Butn asserts that it is too costly for large institutions to properly service high touch SME clients,
especially in the sub $250,000 loan range, leaving them relying on expensive and inefficient forms
of funding including credit cards, overdrafts and mortgages on their residential houses.
It claims its digital origination and distribution platform can do it more efficiently as its processes
are largely automated.
AFC has funded over $600 million in transcactions since 2015, with Butn facilitating $166.6 million
in total lending for fiscal 2020, up from $105.4 million in 2019 and $93.9 million in 2018. The
company as a whole will now rebrand as Butn.
There have been a regular stream of fintech start-ups bagging venture funding rounds, and even
going public in recent times, but the age differences between Mr Ross and Mr Rapoport marks
them out as a fairly unique founding team.

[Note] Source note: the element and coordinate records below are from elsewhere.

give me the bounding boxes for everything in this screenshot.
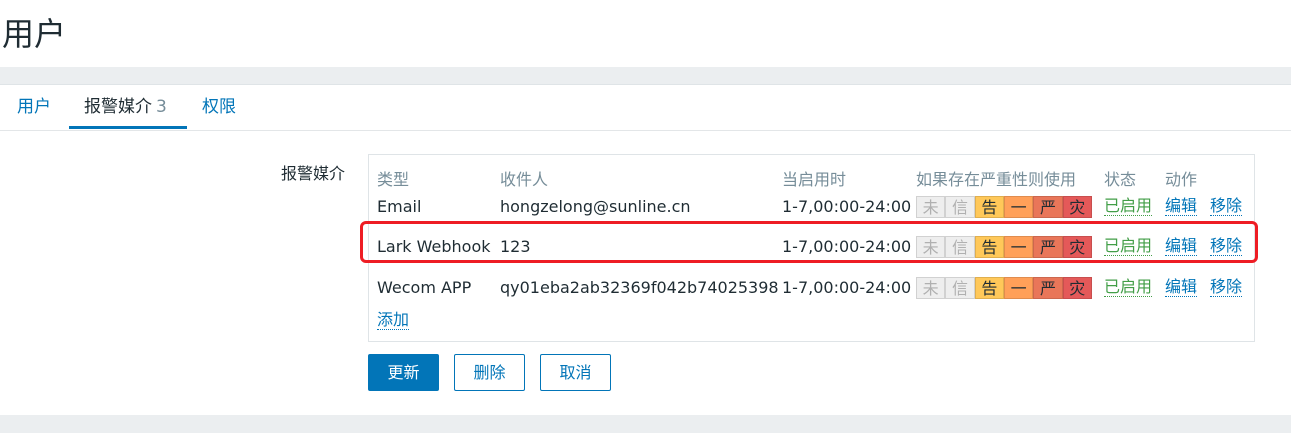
delete-button[interactable]: 删除 [454, 354, 525, 391]
media-type: Email [377, 197, 422, 216]
content-card: 用户 报警媒介 3 权限 报警媒介 类型 收件人 当启用时 如果存在严重性则使用 … [0, 84, 1291, 415]
update-button[interactable]: 更新 [368, 354, 439, 391]
severity-disaster: 灾 [1062, 236, 1092, 258]
severity-disaster: 灾 [1062, 277, 1092, 299]
severity-not-classified: 未 [916, 277, 946, 299]
severity-information: 信 [945, 277, 975, 299]
severity-not-classified: 未 [916, 236, 946, 258]
header-type: 类型 [377, 170, 410, 189]
status-enabled-link[interactable]: 已启用 [1104, 237, 1153, 256]
remove-link[interactable]: 移除 [1210, 278, 1243, 297]
media-type: Wecom APP [377, 278, 472, 297]
media-when-active: 1-7,00:00-24:00 [782, 278, 912, 297]
media-field-label: 报警媒介 [281, 164, 346, 183]
tab-user[interactable]: 用户 [17, 97, 51, 129]
severity-high: 严 [1033, 196, 1063, 218]
severity-warning: 告 [974, 277, 1004, 299]
severity-average: 一 [1003, 236, 1034, 258]
severity-average: 一 [1003, 196, 1034, 218]
media-type: Lark Webhook [377, 237, 491, 256]
media-sendto: hongzelong@sunline.cn [500, 197, 691, 216]
tab-media-count: 3 [156, 97, 167, 117]
media-table: 类型 收件人 当启用时 如果存在严重性则使用 状态 动作 Email hongz… [368, 154, 1255, 342]
severity-average: 一 [1003, 277, 1034, 299]
tab-permissions-label: 权限 [202, 97, 236, 117]
media-when-active: 1-7,00:00-24:00 [782, 197, 912, 216]
severity-high: 严 [1033, 236, 1063, 258]
page-header: 用户 [0, 0, 1291, 67]
header-action: 动作 [1165, 170, 1198, 189]
edit-link[interactable]: 编辑 [1165, 197, 1198, 216]
media-when-active: 1-7,00:00-24:00 [782, 237, 912, 256]
media-sendto: 123 [500, 237, 531, 256]
severity-not-classified: 未 [916, 196, 946, 218]
header-when-active: 当启用时 [782, 170, 847, 189]
tab-user-label: 用户 [17, 97, 51, 117]
add-media-link[interactable]: 添加 [377, 311, 410, 330]
severity-indicator: 未 信 告 一 严 灾 [916, 236, 1092, 258]
header-sendto: 收件人 [500, 170, 549, 189]
severity-indicator: 未 信 告 一 严 灾 [916, 277, 1092, 299]
status-enabled-link[interactable]: 已启用 [1104, 197, 1153, 216]
status-enabled-link[interactable]: 已启用 [1104, 278, 1153, 297]
edit-link[interactable]: 编辑 [1165, 237, 1198, 256]
severity-warning: 告 [974, 196, 1004, 218]
tab-media-label: 报警媒介 [84, 97, 152, 117]
severity-information: 信 [945, 196, 975, 218]
remove-link[interactable]: 移除 [1210, 237, 1243, 256]
media-sendto: qy01eba2ab32369f042b74025398 [500, 278, 779, 297]
header-severity: 如果存在严重性则使用 [916, 170, 1077, 189]
tab-bar: 用户 报警媒介 3 权限 [0, 85, 1291, 131]
page-title: 用户 [2, 15, 67, 53]
severity-disaster: 灾 [1062, 196, 1092, 218]
severity-indicator: 未 信 告 一 严 灾 [916, 196, 1092, 218]
remove-link[interactable]: 移除 [1210, 197, 1243, 216]
tab-permissions[interactable]: 权限 [202, 97, 236, 129]
severity-information: 信 [945, 236, 975, 258]
tab-media[interactable]: 报警媒介 3 [69, 97, 187, 129]
edit-link[interactable]: 编辑 [1165, 278, 1198, 297]
cancel-button[interactable]: 取消 [540, 354, 611, 391]
header-status: 状态 [1104, 170, 1137, 189]
severity-high: 严 [1033, 277, 1063, 299]
severity-warning: 告 [974, 236, 1004, 258]
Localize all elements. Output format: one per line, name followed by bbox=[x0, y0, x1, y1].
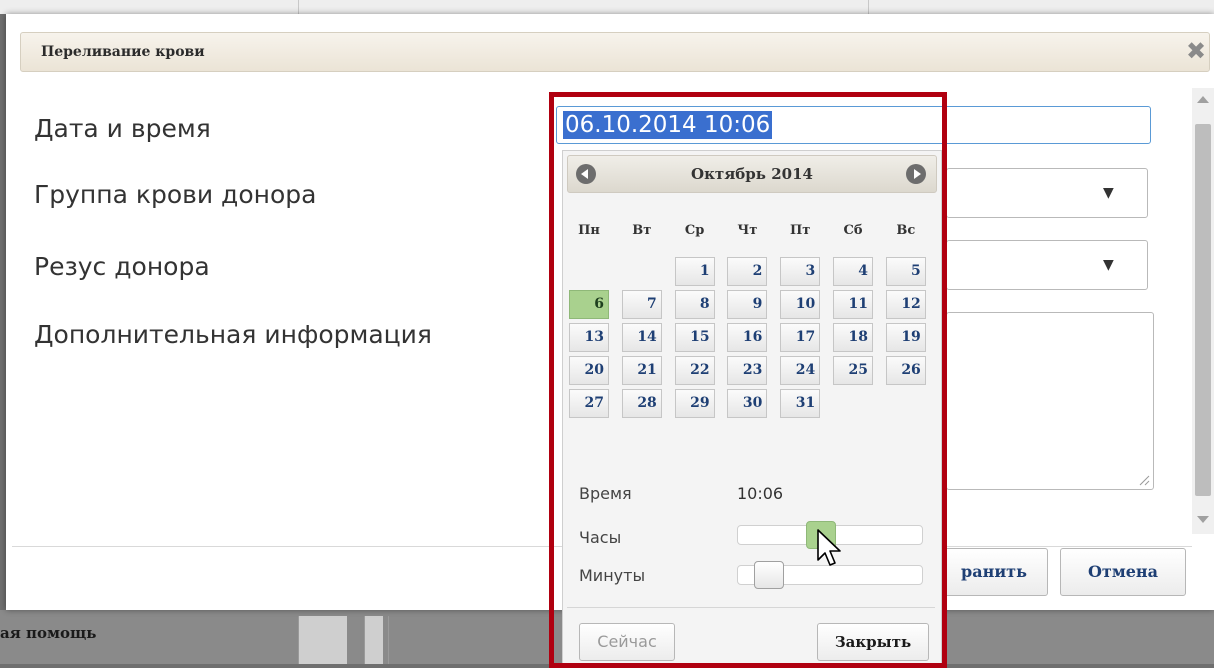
mouse-pointer-icon bbox=[817, 529, 841, 566]
background-top-bar bbox=[0, 0, 1214, 14]
donor-rhesus-select[interactable]: ▼ bbox=[946, 240, 1148, 290]
background-panel bbox=[298, 616, 347, 664]
additional-info-textarea[interactable] bbox=[946, 312, 1154, 490]
dialog-title: Переливание крови bbox=[41, 44, 205, 60]
date-time-label: Дата и время bbox=[34, 114, 211, 143]
save-button[interactable]: ранить bbox=[940, 548, 1048, 596]
scroll-down-icon[interactable] bbox=[1197, 516, 1209, 523]
background-divider bbox=[298, 0, 299, 14]
background-divider bbox=[868, 0, 869, 14]
dialog-header: Переливание крови ✖ bbox=[20, 32, 1210, 72]
chevron-down-icon: ▼ bbox=[1103, 185, 1114, 201]
close-icon[interactable]: ✖ bbox=[1186, 37, 1206, 65]
background-panel bbox=[364, 616, 383, 664]
donor-blood-group-select[interactable]: ▼ bbox=[946, 168, 1148, 218]
chevron-down-icon: ▼ bbox=[1103, 257, 1114, 273]
additional-info-label: Дополнительная информация bbox=[34, 320, 432, 349]
scroll-up-icon[interactable] bbox=[1197, 96, 1209, 103]
scroll-thumb[interactable] bbox=[1195, 124, 1211, 496]
scrollbar[interactable] bbox=[1192, 88, 1214, 534]
resize-handle-icon[interactable] bbox=[1138, 474, 1150, 486]
donor-rhesus-label: Резус донора bbox=[34, 252, 210, 281]
highlight-frame bbox=[549, 92, 947, 668]
donor-blood-group-label: Группа крови донора bbox=[34, 180, 317, 209]
background-menu-text: ая помощь bbox=[0, 624, 97, 642]
cancel-button[interactable]: Отмена bbox=[1060, 548, 1186, 596]
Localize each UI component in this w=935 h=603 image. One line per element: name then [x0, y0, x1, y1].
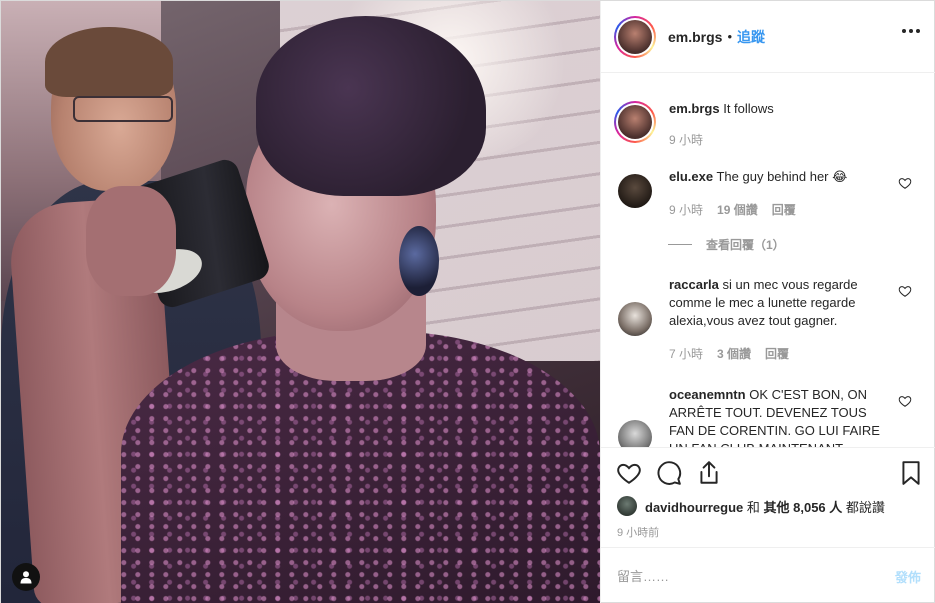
header-username[interactable]: em.brgs [668, 29, 722, 45]
post-time[interactable]: 9 小時前 [617, 524, 659, 540]
replies-divider [668, 244, 692, 245]
post-photo[interactable] [1, 1, 600, 603]
comment-like-icon[interactable] [898, 284, 912, 298]
post-comment-button[interactable]: 發佈 [895, 567, 921, 586]
bookmark-icon[interactable] [898, 460, 924, 486]
reply-button[interactable]: 回覆 [772, 201, 796, 218]
post-actions: davidhourregue 和 其他 8,056 人 都說讚 9 小時前 [601, 447, 935, 547]
caption-avatar[interactable] [614, 101, 656, 143]
view-replies-button[interactable]: 查看回覆（1） [668, 236, 785, 253]
liker-username[interactable]: davidhourregue [645, 500, 743, 515]
more-options-icon[interactable] [902, 29, 920, 33]
comment-username[interactable]: raccarla [669, 277, 719, 292]
liker-avatar[interactable] [617, 496, 637, 516]
add-comment-bar: 發佈 [601, 547, 935, 603]
comment-input[interactable] [617, 568, 895, 584]
post-header: em.brgs • 追蹤 [601, 1, 935, 73]
caption-time[interactable]: 9 小時 [669, 131, 703, 148]
likes-suffix: 都說讚 [845, 499, 885, 515]
comment-likes[interactable]: 3 個讚 [717, 345, 751, 362]
comment-like-icon[interactable] [898, 176, 912, 190]
caption-text: It follows [723, 101, 774, 116]
likes-connector: 和 [746, 499, 760, 515]
comment-time[interactable]: 7 小時 [669, 345, 703, 362]
comment-time[interactable]: 9 小時 [669, 201, 703, 218]
avatar[interactable] [614, 15, 656, 58]
view-replies-label: 查看回覆（1） [706, 238, 785, 252]
header-separator: • [727, 29, 733, 44]
share-icon[interactable] [696, 460, 722, 486]
commenter-avatar[interactable] [618, 302, 652, 336]
user-tag-icon[interactable] [12, 563, 40, 591]
caption-username[interactable]: em.brgs [669, 101, 720, 116]
comment-username[interactable]: elu.exe [669, 169, 713, 184]
follow-button[interactable]: 追蹤 [737, 27, 765, 47]
comment-icon[interactable] [656, 460, 682, 486]
comments-list[interactable]: em.brgs It follows 9 小時 elu.exe The guy … [601, 74, 935, 447]
comment-likes[interactable]: 19 個讚 [717, 201, 758, 218]
commenter-avatar[interactable] [618, 174, 652, 208]
heart-icon[interactable] [616, 460, 642, 486]
comment-username[interactable]: oceanemntn [669, 387, 746, 402]
liked-by: davidhourregue 和 其他 8,056 人 都說讚 [617, 496, 885, 516]
reply-button[interactable]: 回覆 [765, 345, 789, 362]
post-dialog: em.brgs • 追蹤 em.brgs It follows 9 小時 elu… [0, 0, 935, 603]
post-side-panel: em.brgs • 追蹤 em.brgs It follows 9 小時 elu… [600, 1, 935, 603]
comment-like-icon[interactable] [898, 394, 912, 408]
comment-text: The guy behind her 😂 [716, 169, 848, 184]
commenter-avatar[interactable] [618, 420, 652, 447]
likes-count[interactable]: 其他 8,056 人 [764, 500, 843, 515]
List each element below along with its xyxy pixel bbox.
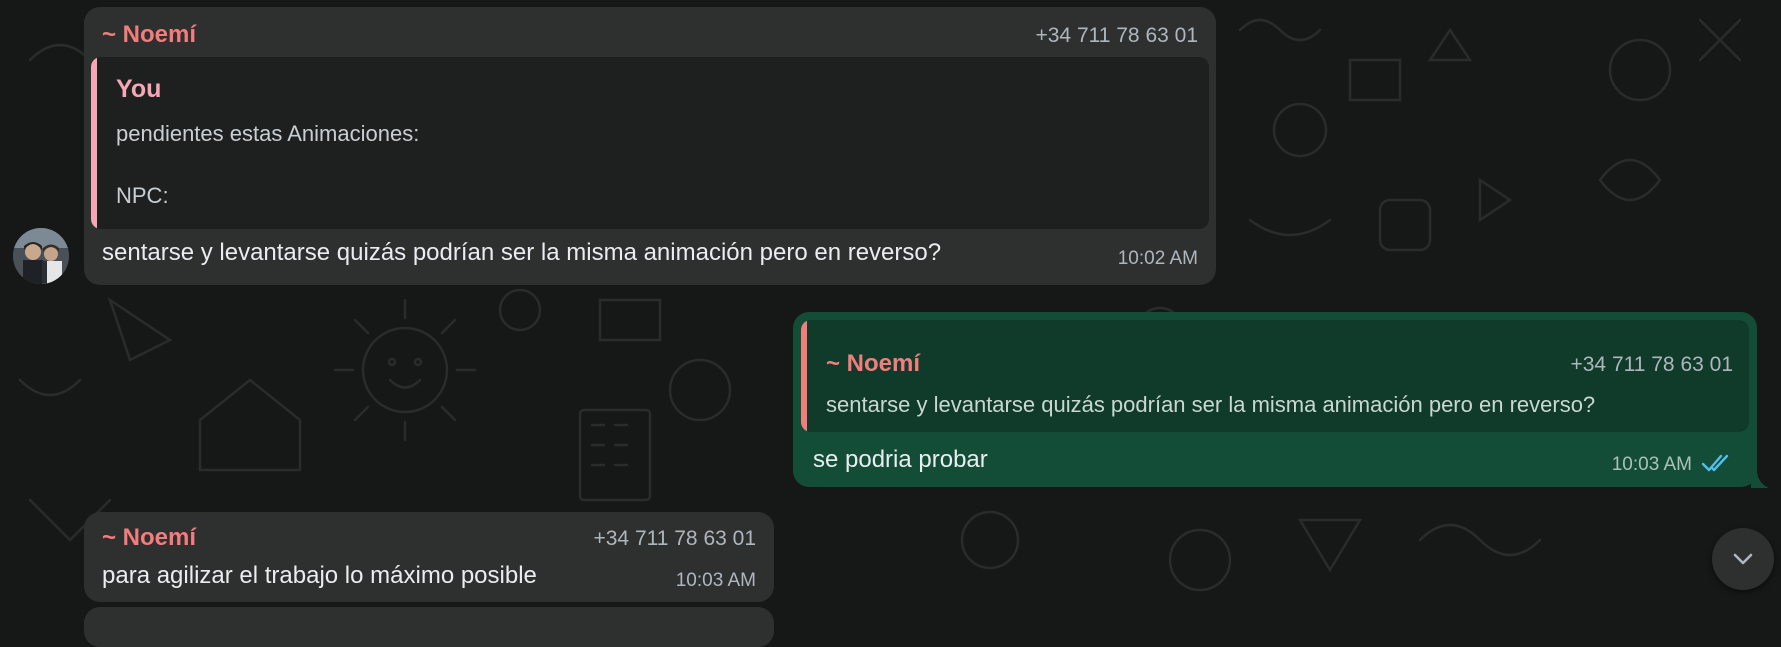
- quoted-message[interactable]: ~ Noemí +34 711 78 63 01 sentarse y leva…: [801, 320, 1749, 432]
- message-time: 10:03 AM: [675, 570, 756, 591]
- chevron-down-icon: [1733, 553, 1753, 565]
- message-bubble-outgoing[interactable]: ~ Noemí +34 711 78 63 01 sentarse y leva…: [793, 312, 1769, 488]
- quote-header: ~ Noemí +34 711 78 63 01: [826, 350, 1733, 378]
- quote-author: You: [116, 75, 162, 103]
- quote-text-line: NPC:: [116, 183, 169, 208]
- quote-phone: +34 711 78 63 01: [1570, 353, 1733, 376]
- bubble-tail: [1751, 464, 1769, 488]
- sender-name[interactable]: ~ Noemí: [102, 21, 196, 49]
- user-avatar-icon: [13, 228, 69, 284]
- quote-accent-bar: [91, 57, 97, 229]
- avatar[interactable]: [13, 228, 69, 284]
- sender-name[interactable]: ~ Noemí: [102, 524, 196, 552]
- message-header: ~ Noemí +34 711 78 63 01: [102, 524, 756, 552]
- message-time: 10:03 AM: [1611, 454, 1692, 475]
- message-bubble-partial[interactable]: [84, 607, 774, 647]
- sender-phone: +34 711 78 63 01: [1035, 24, 1198, 47]
- quote-text: sentarse y levantarse quizás podrían ser…: [826, 392, 1596, 417]
- sender-phone: +34 711 78 63 01: [593, 527, 756, 550]
- scroll-to-bottom-button[interactable]: [1712, 528, 1774, 590]
- message-text: sentarse y levantarse quizás podrían ser…: [102, 239, 942, 266]
- quote-text-line: pendientes estas Animaciones:: [116, 121, 420, 146]
- message-text: para agilizar el trabajo lo máximo posib…: [102, 562, 537, 589]
- double-check-read-icon: [1701, 454, 1729, 472]
- message-header: ~ Noemí +34 711 78 63 01: [102, 21, 1198, 49]
- message-bubble-incoming[interactable]: ~ Noemí +34 711 78 63 01 para agilizar e…: [84, 512, 774, 602]
- quote-accent-bar: [801, 320, 807, 432]
- quoted-message[interactable]: You pendientes estas Animaciones: NPC:: [91, 57, 1209, 229]
- message-text: se podria probar: [813, 446, 988, 473]
- message-time: 10:02 AM: [1117, 248, 1198, 269]
- message-bubble-incoming[interactable]: ~ Noemí +34 711 78 63 01 You pendientes …: [84, 7, 1216, 285]
- quote-author: ~ Noemí: [826, 350, 921, 377]
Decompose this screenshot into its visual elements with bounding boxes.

Mr Rapoport insists he is fighting fit, saying he regularly runs the 2.2 kilometres around
Melbourne’s Caulfield Park in 12 minutes and that he and Mr Ross make a good team. Whereas
Mr Ross has the edge in the tech savvy stakes, Mr Rapoport has the kind of experience money
can’t buy.
“Rael and I often say to each other that he doesn’t see me as twice his age and nor do I see him as
half my age, we tend to think that we are more or less on the same wavelength,” he said.
“Of course you can’t escape the fact that he is more au fait with the technology than I am, but you
know, sometimes you fall into an industry by chance and Rael and I have just identified markets
that needed change and we have taken it full steam ahead.”